As altas taxas de prevalência em indivíduos que vivem em condições de aglomeração humana sugerem que a transmissão pessoa-pessoa seja um mecanismo importante na transmissão do agente. Entretanto, ainda não é possível determinar se a principal via de transmissão é oral-oral ou fecal-oral. É provável que ambas atuem simultaneamente em níveis populacionais.

Incidência

Em razão da impossibilidade de se detectar o início da infecção pela Hp sua incidência geralmente é determinada de forma indireta, com base nos dados da prevalência. Nos países industrializados a taxa de incidência da infecção pela Hp em crianças (percentual de crianças susceptíveis ao ano) é de 1,9% nos EUA, de 1,1% no Japão, de 2,7% na Inglaterra e de 0,3% na Finlândia.
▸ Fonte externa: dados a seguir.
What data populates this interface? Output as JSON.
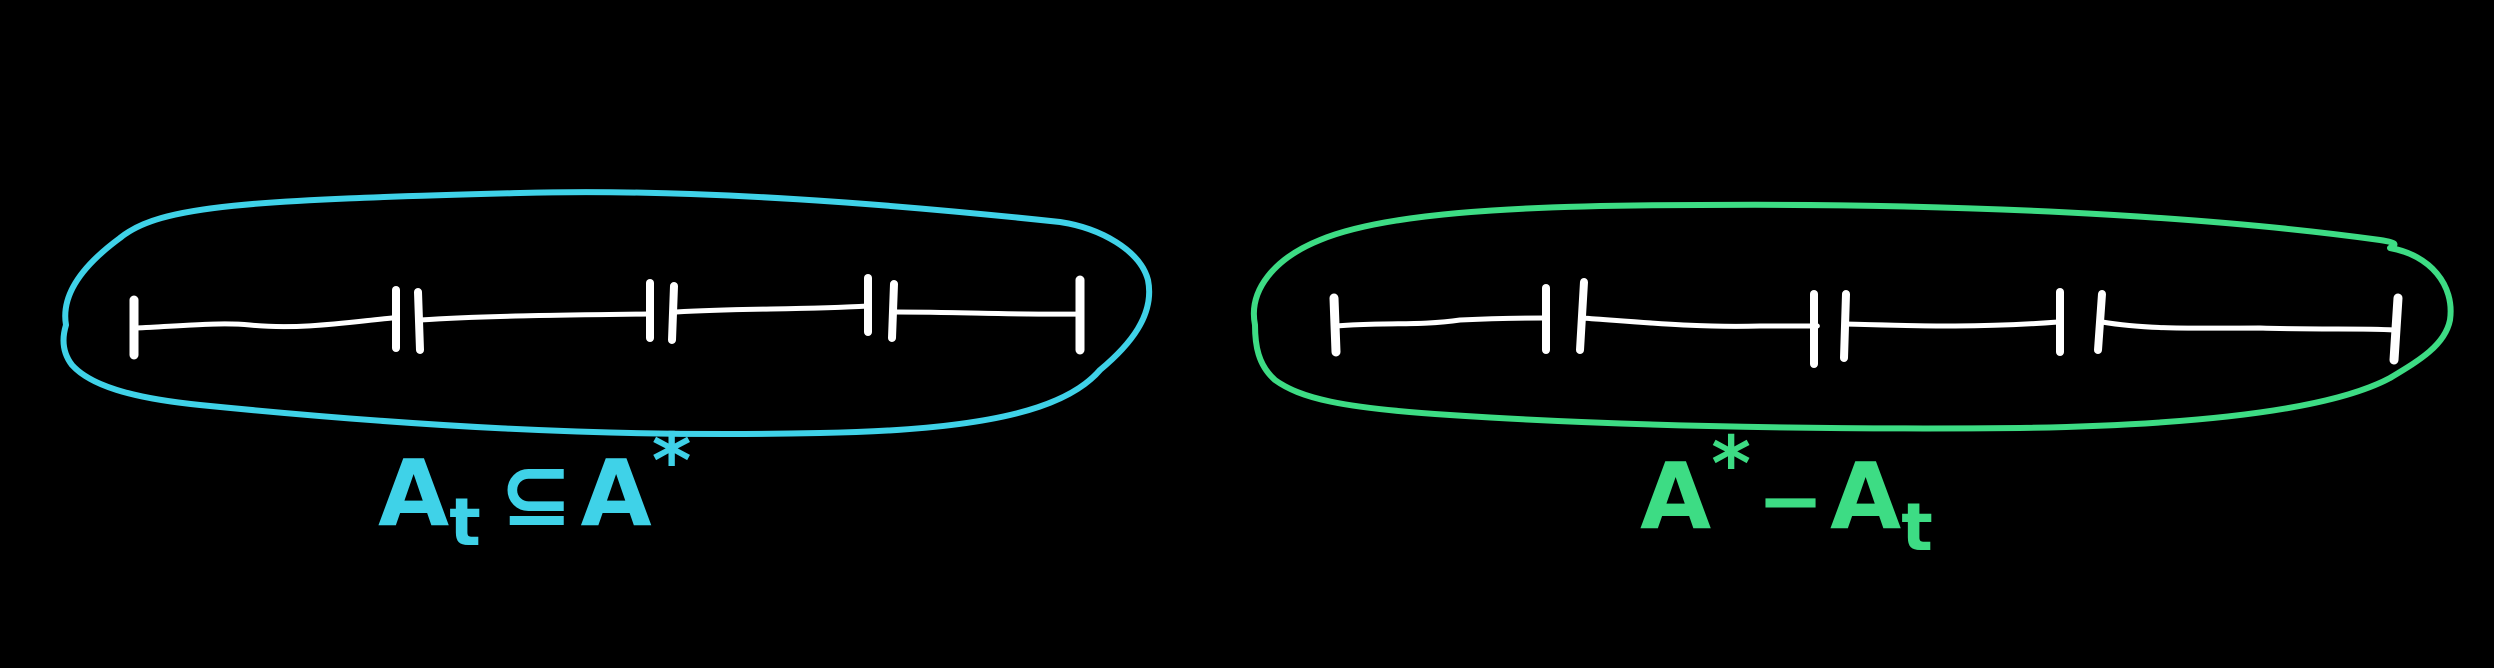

Em países em desenvolvimento como a Tailândia, a taxa de incidência é significativamente maior, atingindo índices de até 5% ao ano (Kodaira, 2002).
Estudos brasileiros encontraram as seguintes prevalências: 59,5% no Rio de Janeiro (RJ) (68); 76,3% em São Paulo (SP) (23); 83% em Santa Maria (RS) (50); 84,7% em Nossa Senhora do Livramento (MT) (69); 85,18% em Botucatu (SP) (39); 87% em Araçuaí (MG) (52); 89,6% em Campinas (SP) (45) e 96% em São Luís (MA) (Kodaira, 2002).

Em adultos de países industrializados a incidência extrapolada é de 0,1% a 1% das pessoas susceptíveis ao ano, índices semelhantes aos encontrados nos países em desenvolvimento. (Kodaira, 2002).


Quais são os sintomas

Os indivíduos acometidos pela Hp podem não apresentar qualquer sintoma ou apresentar sintomas chamados dispépticos como náusea ,inapetência, estufamento, digestão difícil dos alimentos, gases, etc. Outros sintomas incluem dor intensa tipo queimação ou vazio no estômago geralmente secundário a uma gastrite ou úlcera que pode ser gástrica ou duodenal.

Diagnóstico Os principais métodos para diagnóstico da Hp são: - Testes que exigem endoscopia:

* Teste rápido da urease ( CLOtest e outros )
* Observação ao microscópio
* Exame cultural

- Testes que não exigem endoscopia:

* Teste respiratório
* Pesquisa de anticorpos no sangue (embora de pouco valor clínico e sem valor para verificar o êxito do tratamento é, no entanto, útil em estudos epidemiológicos)


Relação com o câncer de estômago

Várias evidências apontam para possível papel do H. pylori na patogênese do adenocarcinoma gástrico. Em 1994, a bactéria foi classificada como carcinógeno do tipo 1 para câncer de estômago pelo International Agency for Research on Cancer (órgão subordinado à Organização Mundial da Saúde). O câncer gástrico é a segunda causa de morte no mundo, com incidência de 800.000 casos por ano. Kodaira et al (2002), em metanálise envolvendo 42 estudos, determinaram que a infecção pelo H. pylori está associada a um risco duas vezes maior para o desenvolvimento de adenocarcinoma gástrico. Acredita-se que mais de um terço dos carcinomas gástricos seja atribuído à infecção pelo H. pylori.

Como é feito o tratamento?

O tratamento é feito com antibióticos. Enquanto a vacina contra a infecção pelo H. pylori não estiver disponível, somente o melhor conhecimento da epidemiologia da bactéria poderá contribuir para a elaboração de estratégias de prevenção da infecção. O controle da disseminação do agente em crianças certamente causará grande impacto na prevalência da infecção pelo H. pylori em adultos, bem como das doenças a ela relacionadas.

Referêcias
KODAIRA, M.S.; ESCOBAR, A. e GRISHI. S. Aspectos epidemiológicos do Helicobacter pylori na infância e adolescência. Rev. Saúde Pública, Jun 2002, vol.36, no.3, p.356-369.

LADEIRA, M. S. P.; SALVADORI, D. M e RODRIGUES, M. A. S. Biopatologia do Helicobacter pylori. J. Bras. Patol. Med. Lab., 2003, vol.39, no.4, p.335-342.

SOUSA, M.B.; LUZ, L. P.; MOREIRA, O. M.; BACHA, R. M.; EDELWEISS, M. I. Prevalência de infecção por Helicobacter pylori em crianças avaliadas no hospital de clínicas de porto alegre, RS, Brasil Arq Gastroenterol 2001; 38(2):132-137.